Bloomsbury Publishing was kind enough to share this interview with Schwehn.
What intrigued you about setting this novel in a post-apocalyptic landscape?
Novels set both in the past and in the future permit us to see our contemporary world through a new lens. I’m very interested in stories: who has control over certain narratives? Can the way we tell the stories of our pasts shape the way we live in the future? Christianity in particular is a great example of a story that’s told in different ways to support vastly different agendas. In The Rending, some very bizarre events occur and the characters struggle with how to contextualize these events, how to make meaning from them. Although women in our world are not currently giving birth to inanimate objects, we are constantly asked to make sense of events that are mysterious and inexplicable. Whether we see these events as fate or comeuppance, as God’s will or bad luck, directly affects how we move forward.
After a period of infertility, the women of Zion start giving birth to inanimate objects, for which the main character, Mira, creates Nests, unique structures to house these Babies. How did this idea develop?
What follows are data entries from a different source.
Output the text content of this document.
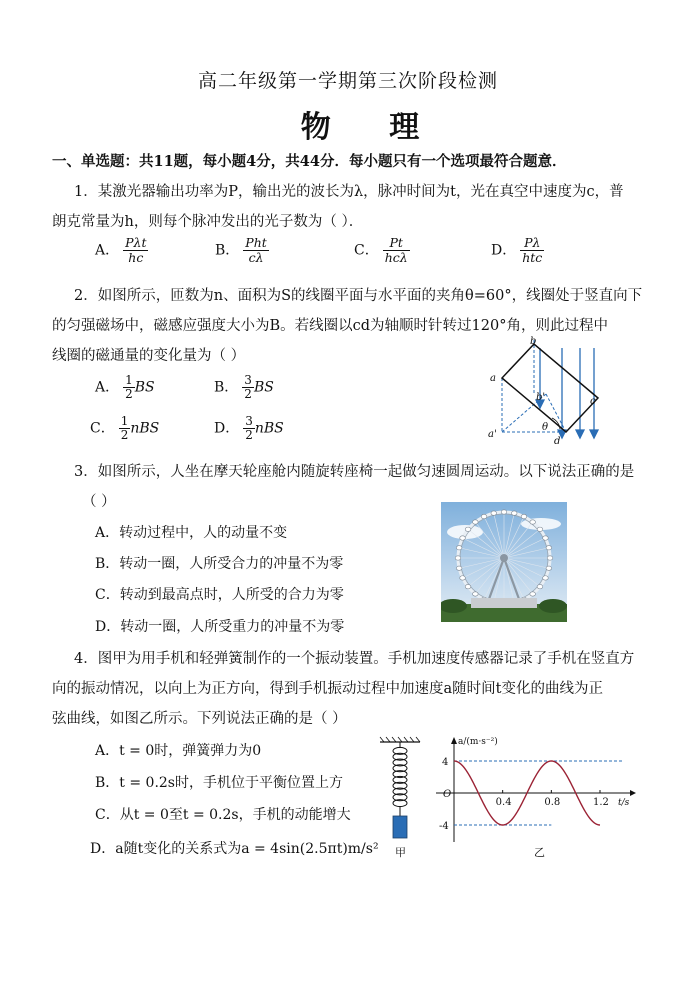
高二年级第一学期第三次阶段检测
物 理
一、单选题：共11题，每小题4分，共44分．每小题只有一个选项最符合题意．
1．某激光器输出功率为P，输出光的波长为λ，脉冲时间为t，光在真空中速度为c，普
朗克常量为h，则每个脉冲发出的光子数为（ ）．
A． $\frac{\text{Pλt}}{hc}$	B． $\frac{\text{Pht}}{c\lambda}$	C． $\frac{Pt}{\text{hcλ}}$	D． $\frac{P\lambda}{\text{htc}}$
2．如图所示，匝数为n、面积为S的线圈平面与水平面的夹角θ=60°，线圈处于竖直向下
的匀强磁场中，磁感应强度大小为B。若线圈以cd为轴顺时针转过120°角，则此过程中
线圈的磁通量的变化量为（ ）
A． $\frac{1}{2}$ BS	B． $\frac{3}{2}$ BS
C． $\frac{1}{2}$ nBS	D． $\frac{3}{2}$ nBS
b
a
b'	c
a'
θ
d
3．如图所示，人坐在摩天轮座舱内随旋转座椅一起做匀速圆周运动。以下说法正确的是
（ ）
A．转动过程中，人的动量不变
B．转动一圈，人所受合力的冲量不为零
C．转动到最高点时，人所受的合力为零
D．转动一圈，人所受重力的冲量不为零
4．图甲为用手机和轻弹簧制作的一个振动装置。手机加速度传感器记录了手机在竖直方
向的振动情况，以向上为正方向，得到手机振动过程中加速度a随时间t变化的曲线为正
弦曲线，如图乙所示。下列说法正确的是（ ）
A．t = 0时，弹簧弹力为0
B．t = 0.2s时，手机位于平衡位置上方
C．从t = 0至t = 0.2s，手机的动能增大
D．a随t变化的关系式为a = 4sin(2.5πt)m/s² 甲
0.4	0.8	1.2
4
-4
O
a/(m·s⁻²)
t/s
乙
As with most of my writing it didn’t “develop” in any kind of rational way. It simply happened in the writing of the book. And it actually caused me quite a bit of anxiety because I wasn’t sure what it meant or how it would be resolved. In that sense I identified very closely with the characters as they questioned and struggled—I was doing so right alongside them! But after I was done with the book I realized that during the time I wrote it, one dear friend had experienced two stillbirths and another close friend had a series of miscarriages. Their grief was compounded by the fact that our culture has very few ways of recognizing this particular kind of loss; so often it’s unspoken and invisible. Making the Nests is Mira’s way of honoring her best friend’s loss, a loss she doesn’t yet quite understand, without trying to minimize it or explain it away.
There are three very different communities in the book—all with unique guiding principles and modes of operation. How have your own experiences in various communities informed what each of these mini-worlds offer?
When I was Mira’s age, I spent a year living in a remote Christian community at the edge of the Glacier Peak Wilderness area. Holden Village is only accessible by boat and—at the time—had no television or internet access; 70 people keep the village alive in the winter (while trying not to kill one another!). Many of the details of Zion are based on that community—from the structure of their weekly meetings to the distribution of jobs. I arrived at the village in August of 2001; we heard about 9/11 over the radio and I suppose that felt like its own small apocalypse. The other two communities in the book are much more the product of my imagination—though certainly cults and monasteries weren’t too far from my mind.
Are there particular writers whose work has influenced you in the writing of this book or in your writing in general?
I studied poetry in graduate school and felt very energized and liberated by the work of Surrealists like Apollinaire and Breton and Rimbaud. I loved the wildness and sensuality and humor, the trust in the subconscious, the juxtaposition of disparate images. They offered me permission to try making huge associative leaps and connections—and they made it seem like play was at the heart of doing good work.
On the other end of the spectrum I think reading The Road by Cormac McCarthy energized me in a completely different way. It’s an incredible book, obviously, on a great many levels, but it felt very antithetical to what I know about human connection. We’re groupish creatures—community is literally in our evolved (and evolving) blood—so I didn’t entirely buy into the extreme isolation of the central characters. But I’m so grateful for McCarthy’s vision; as writers I think we’re often expected to name works that are similar to our own as points of inspiration, but for me it’s authors that grant me permission to try something new or provoke my contrary spirit that truly make me eager to return to the page.